Police and other officials trying to understand the District’s rising homicide count have attributed it in part to shootings becoming more lethal, and now they say they may know why. A new study found that more victims are being struck by multiple bullets.
The report by the D.C. Office of the Chief Medical Examiner found that 57 people killed in shootings in the city in 2017 were struck multiple times. That number rose to 74 last year.
“Instead of single gunshots to the legs, we are seeing gunshot wounds going through the chest and abdomen, and causing multiple injuries,” said Mallory Williams, the chief of the division of trauma and critical care at Howard University Hospital.
District officials have partly blamed easy access to illegal weapons that are then used in crimes such as robberies or to settle personal disputes. Authorities said they are seeing fewer killings over drug turf or neighborhood rivalries.
While authorities already look closely at the backgrounds of suspects, the findings have prompted a new effort to study victims, examining factors including economic status, housing, health care, education and any contacts with social programs and interactions with the criminal justice system.
The District hopes to use these profiles to better understand the underlying causes of gun violence and find ways to curtail it. It is part of Mayor Muriel E. Bowser’s (D) broader efforts to confront the homicide spike on two simultaneous fronts: traditional police enforcement coupled with health-based initiatives.
“We have to be good at both policing and healing,” said Kevin Donahue, the deputy mayor for public safety and justice.
The District said the planned Violence Fatality Review Committee could start work in a few months.
Roger Mitchell Jr., the District’s chief medical examiner, said he hopes a better understanding of victims’ backgrounds will help officials “discuss where policies can be improved to decrease fatalities due to violence.” He said the group will look at each victim to see “where this person came into contact with the system and was there an opportunity for the system to have engaged differently or better, and might that have led to a different outcome.”
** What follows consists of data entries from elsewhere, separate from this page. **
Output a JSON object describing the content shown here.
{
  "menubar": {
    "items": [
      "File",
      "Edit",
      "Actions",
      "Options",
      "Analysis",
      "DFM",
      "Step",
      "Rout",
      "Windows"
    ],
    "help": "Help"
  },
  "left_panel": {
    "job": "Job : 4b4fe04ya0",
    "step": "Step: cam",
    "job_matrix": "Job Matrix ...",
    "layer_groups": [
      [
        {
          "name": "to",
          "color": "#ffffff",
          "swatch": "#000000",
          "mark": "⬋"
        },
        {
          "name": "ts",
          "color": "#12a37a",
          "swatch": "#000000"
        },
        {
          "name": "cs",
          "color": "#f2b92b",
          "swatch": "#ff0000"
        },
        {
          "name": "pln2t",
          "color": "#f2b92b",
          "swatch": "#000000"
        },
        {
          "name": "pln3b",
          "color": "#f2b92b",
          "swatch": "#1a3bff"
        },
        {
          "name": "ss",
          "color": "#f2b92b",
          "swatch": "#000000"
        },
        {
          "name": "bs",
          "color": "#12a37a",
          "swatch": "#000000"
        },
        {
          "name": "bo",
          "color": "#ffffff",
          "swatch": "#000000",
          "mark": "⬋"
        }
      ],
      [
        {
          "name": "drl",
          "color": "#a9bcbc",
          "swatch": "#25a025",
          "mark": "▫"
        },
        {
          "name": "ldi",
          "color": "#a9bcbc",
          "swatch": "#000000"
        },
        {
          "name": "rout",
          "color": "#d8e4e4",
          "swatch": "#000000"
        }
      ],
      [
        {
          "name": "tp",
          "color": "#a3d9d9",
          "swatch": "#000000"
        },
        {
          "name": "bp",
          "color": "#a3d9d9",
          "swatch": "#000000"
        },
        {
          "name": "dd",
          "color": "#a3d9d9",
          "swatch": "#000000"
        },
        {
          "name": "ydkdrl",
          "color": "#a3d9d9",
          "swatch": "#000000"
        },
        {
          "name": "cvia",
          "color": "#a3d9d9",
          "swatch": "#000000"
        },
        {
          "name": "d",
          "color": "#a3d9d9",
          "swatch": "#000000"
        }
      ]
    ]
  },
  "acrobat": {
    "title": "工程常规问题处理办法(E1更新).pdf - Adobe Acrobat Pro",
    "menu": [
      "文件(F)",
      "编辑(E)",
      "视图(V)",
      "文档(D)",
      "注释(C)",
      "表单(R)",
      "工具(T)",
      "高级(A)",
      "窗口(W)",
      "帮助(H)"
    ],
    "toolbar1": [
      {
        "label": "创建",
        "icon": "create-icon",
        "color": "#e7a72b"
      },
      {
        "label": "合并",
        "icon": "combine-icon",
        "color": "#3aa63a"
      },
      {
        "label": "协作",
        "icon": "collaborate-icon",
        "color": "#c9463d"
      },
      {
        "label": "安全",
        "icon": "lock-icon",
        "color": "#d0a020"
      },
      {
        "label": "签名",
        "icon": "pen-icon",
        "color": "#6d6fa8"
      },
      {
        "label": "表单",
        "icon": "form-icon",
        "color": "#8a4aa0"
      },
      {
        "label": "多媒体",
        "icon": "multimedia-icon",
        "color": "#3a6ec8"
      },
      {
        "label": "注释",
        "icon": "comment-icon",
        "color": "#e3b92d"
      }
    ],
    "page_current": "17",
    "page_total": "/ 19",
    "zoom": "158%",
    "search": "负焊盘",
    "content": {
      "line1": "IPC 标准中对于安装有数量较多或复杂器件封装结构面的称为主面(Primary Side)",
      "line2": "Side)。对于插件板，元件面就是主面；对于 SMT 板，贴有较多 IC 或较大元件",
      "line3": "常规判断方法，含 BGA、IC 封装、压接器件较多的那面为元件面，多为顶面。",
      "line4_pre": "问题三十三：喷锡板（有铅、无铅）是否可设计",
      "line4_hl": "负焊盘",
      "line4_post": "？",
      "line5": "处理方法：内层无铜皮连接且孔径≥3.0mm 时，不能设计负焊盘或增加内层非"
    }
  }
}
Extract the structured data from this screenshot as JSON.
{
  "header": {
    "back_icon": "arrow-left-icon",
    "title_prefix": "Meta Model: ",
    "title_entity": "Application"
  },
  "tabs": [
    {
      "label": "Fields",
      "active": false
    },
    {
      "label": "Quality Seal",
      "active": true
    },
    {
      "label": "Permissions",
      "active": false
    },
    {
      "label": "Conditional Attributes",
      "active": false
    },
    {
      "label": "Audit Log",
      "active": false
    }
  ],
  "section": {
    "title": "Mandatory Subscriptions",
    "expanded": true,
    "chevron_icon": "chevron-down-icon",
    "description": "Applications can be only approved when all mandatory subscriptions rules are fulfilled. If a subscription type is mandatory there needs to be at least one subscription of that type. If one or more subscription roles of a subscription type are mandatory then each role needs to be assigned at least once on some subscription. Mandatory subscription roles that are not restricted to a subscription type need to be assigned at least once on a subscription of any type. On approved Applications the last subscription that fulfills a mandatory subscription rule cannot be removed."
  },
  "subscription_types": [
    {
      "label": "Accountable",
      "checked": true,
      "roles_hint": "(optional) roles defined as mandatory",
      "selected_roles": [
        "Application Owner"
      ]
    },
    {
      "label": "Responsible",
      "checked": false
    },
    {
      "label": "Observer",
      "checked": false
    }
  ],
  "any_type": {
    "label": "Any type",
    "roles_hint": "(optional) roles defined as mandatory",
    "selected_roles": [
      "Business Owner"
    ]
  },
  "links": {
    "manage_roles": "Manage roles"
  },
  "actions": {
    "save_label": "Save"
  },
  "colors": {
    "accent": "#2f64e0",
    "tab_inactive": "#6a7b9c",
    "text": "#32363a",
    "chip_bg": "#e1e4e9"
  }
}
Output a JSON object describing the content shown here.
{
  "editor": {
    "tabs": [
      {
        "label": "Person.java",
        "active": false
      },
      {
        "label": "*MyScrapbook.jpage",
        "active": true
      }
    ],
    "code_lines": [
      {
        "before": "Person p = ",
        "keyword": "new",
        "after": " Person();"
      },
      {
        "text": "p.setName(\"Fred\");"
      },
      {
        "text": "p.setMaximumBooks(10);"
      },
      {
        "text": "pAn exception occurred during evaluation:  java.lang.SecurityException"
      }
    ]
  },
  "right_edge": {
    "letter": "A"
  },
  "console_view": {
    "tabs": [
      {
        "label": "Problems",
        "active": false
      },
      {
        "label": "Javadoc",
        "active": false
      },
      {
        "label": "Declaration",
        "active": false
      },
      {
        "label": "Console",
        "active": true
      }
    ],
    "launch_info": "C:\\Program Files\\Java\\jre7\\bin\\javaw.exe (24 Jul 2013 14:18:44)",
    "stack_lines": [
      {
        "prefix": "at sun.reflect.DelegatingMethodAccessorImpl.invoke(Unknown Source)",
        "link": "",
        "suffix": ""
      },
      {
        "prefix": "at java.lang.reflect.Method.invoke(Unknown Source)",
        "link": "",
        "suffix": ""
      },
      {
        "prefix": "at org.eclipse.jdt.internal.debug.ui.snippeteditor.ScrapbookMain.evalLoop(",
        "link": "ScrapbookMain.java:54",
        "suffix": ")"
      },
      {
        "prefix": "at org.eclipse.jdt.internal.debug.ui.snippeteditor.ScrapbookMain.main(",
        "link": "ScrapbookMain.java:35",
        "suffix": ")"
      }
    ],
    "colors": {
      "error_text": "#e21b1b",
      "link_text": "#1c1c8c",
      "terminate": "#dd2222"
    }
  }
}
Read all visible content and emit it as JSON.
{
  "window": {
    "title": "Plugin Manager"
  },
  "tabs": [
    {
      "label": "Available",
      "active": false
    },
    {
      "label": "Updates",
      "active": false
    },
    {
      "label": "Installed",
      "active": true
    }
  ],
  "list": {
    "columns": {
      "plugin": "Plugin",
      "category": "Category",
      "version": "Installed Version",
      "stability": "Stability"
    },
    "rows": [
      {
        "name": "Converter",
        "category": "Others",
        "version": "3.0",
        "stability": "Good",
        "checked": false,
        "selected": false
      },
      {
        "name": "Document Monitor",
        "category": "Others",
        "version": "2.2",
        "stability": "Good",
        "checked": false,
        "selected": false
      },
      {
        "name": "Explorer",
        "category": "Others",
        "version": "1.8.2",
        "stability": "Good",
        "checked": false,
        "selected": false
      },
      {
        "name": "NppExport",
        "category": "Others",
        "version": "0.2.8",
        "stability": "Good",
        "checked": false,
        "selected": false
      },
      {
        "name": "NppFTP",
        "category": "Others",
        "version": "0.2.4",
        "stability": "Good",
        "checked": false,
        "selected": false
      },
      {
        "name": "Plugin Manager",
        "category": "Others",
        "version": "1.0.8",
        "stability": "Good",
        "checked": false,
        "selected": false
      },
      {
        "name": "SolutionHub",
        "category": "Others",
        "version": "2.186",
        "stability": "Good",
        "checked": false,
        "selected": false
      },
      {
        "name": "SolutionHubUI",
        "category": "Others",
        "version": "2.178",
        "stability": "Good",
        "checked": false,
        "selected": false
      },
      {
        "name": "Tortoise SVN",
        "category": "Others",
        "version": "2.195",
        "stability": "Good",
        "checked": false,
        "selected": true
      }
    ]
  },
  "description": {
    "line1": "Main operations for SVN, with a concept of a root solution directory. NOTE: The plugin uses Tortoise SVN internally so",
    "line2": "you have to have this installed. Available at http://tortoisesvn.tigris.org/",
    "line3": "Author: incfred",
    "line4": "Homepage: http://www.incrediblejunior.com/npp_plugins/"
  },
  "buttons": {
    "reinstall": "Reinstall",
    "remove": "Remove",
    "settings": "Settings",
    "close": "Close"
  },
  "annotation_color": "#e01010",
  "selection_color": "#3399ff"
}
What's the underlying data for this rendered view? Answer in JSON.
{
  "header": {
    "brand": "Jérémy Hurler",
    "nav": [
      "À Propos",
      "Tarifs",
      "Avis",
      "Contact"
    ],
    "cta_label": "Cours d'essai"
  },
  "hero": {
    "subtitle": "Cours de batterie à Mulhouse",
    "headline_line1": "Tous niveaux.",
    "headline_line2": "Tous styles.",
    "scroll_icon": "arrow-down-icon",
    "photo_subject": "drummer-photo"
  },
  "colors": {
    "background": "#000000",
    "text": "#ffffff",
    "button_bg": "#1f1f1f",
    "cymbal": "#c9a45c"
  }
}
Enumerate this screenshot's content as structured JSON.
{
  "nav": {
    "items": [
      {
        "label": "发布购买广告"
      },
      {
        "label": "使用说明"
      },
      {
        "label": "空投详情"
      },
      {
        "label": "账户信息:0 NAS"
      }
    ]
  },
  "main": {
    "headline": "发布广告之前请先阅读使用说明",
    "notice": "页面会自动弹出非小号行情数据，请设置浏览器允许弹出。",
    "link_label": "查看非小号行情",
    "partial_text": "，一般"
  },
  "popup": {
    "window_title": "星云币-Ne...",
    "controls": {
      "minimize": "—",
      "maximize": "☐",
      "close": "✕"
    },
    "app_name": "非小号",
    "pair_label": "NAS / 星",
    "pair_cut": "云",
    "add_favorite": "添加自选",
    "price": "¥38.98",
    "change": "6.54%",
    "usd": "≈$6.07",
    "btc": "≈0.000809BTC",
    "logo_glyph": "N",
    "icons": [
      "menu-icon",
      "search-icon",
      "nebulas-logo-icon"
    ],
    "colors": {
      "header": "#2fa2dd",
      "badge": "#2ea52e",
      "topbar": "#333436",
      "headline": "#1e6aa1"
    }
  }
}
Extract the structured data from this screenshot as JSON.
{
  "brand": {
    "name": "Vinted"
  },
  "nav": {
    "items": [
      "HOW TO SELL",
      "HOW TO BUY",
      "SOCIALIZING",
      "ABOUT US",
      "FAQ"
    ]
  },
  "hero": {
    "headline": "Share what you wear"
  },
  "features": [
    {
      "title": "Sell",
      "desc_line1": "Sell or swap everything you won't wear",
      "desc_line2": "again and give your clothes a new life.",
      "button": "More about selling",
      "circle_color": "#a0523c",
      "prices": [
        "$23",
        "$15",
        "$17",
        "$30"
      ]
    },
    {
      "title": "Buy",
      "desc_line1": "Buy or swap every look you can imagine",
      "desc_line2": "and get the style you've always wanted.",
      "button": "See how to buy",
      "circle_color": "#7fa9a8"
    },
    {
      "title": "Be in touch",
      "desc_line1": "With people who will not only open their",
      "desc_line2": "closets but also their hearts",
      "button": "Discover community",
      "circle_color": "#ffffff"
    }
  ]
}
Killings in the District rose significantly in 2018. That trend is continuing, with a slight rise in homicides so far this year compared to the same period last year.
And although the percentage of victims hit by several bullets went down slightly in 2018 compared with 2017, Mitchell said he is most concerned by the overall number of fatalities. He noted that victims of fatal shootings suffered an average of 4.3 wounds last year, up from 3.8 in 2017.
The grim bottom line, Mitchell said, is “more people are rolling through our doors with multiple gunshot wounds.” The research also found that when victims of fatal shootings are struck by just one bullet, more of those wounds are to the head.
The study builds on findings from 2018 that showed more people are using guns in crimes such as robberies and assaults, leading to more deadly outcomes. They have also said there are more large-caliber guns holding large amounts of ammunition.
The apparent shift in motives has led to new challenges for authorities trying to stop the violence. The District employs programs to identify pockets of tension, including “Violence Interrupters” who immerse themselves in neighborhoods to learn about grievances and talk of retaliation.
But disputes between people who know each other, Donahue said, “are more difficult to anticipate.”
Donahue said an initiative to fund a nonprofit organization to open three trauma counseling sessions in areas hard hit by violence could help identify and resolve some of those personal conflicts.
Mitchell said he has already shifted the focus of the medical examiner’s bereavement center to calm people angry over killings. “Grief is a form of trauma,” he said, “and people who have unresolved grief have a higher propensity toward acting out in violence behavior.”
Williams, the trauma chief at Howard University Hospital, said the review board could help his doctors as well as city agencies better understand why the violence is happening, and treat it as a public health crisis. He cited one challenge facing the District — gentrification — that is rapidly altering the landscape of many neighborhoods, pushing out residents, and shifting crime patterns that can create tension.
“D.C. is a dynamic city, and it’s going through an evolution in terms of construction and an increase in population,” Williams said. “What we have to focus on is how we measure the community’s well-being, in all our wards. This has to be front and center in the public policy conversation if we’re going to effectively address violent crime.”
John D. Harden contributed to this report.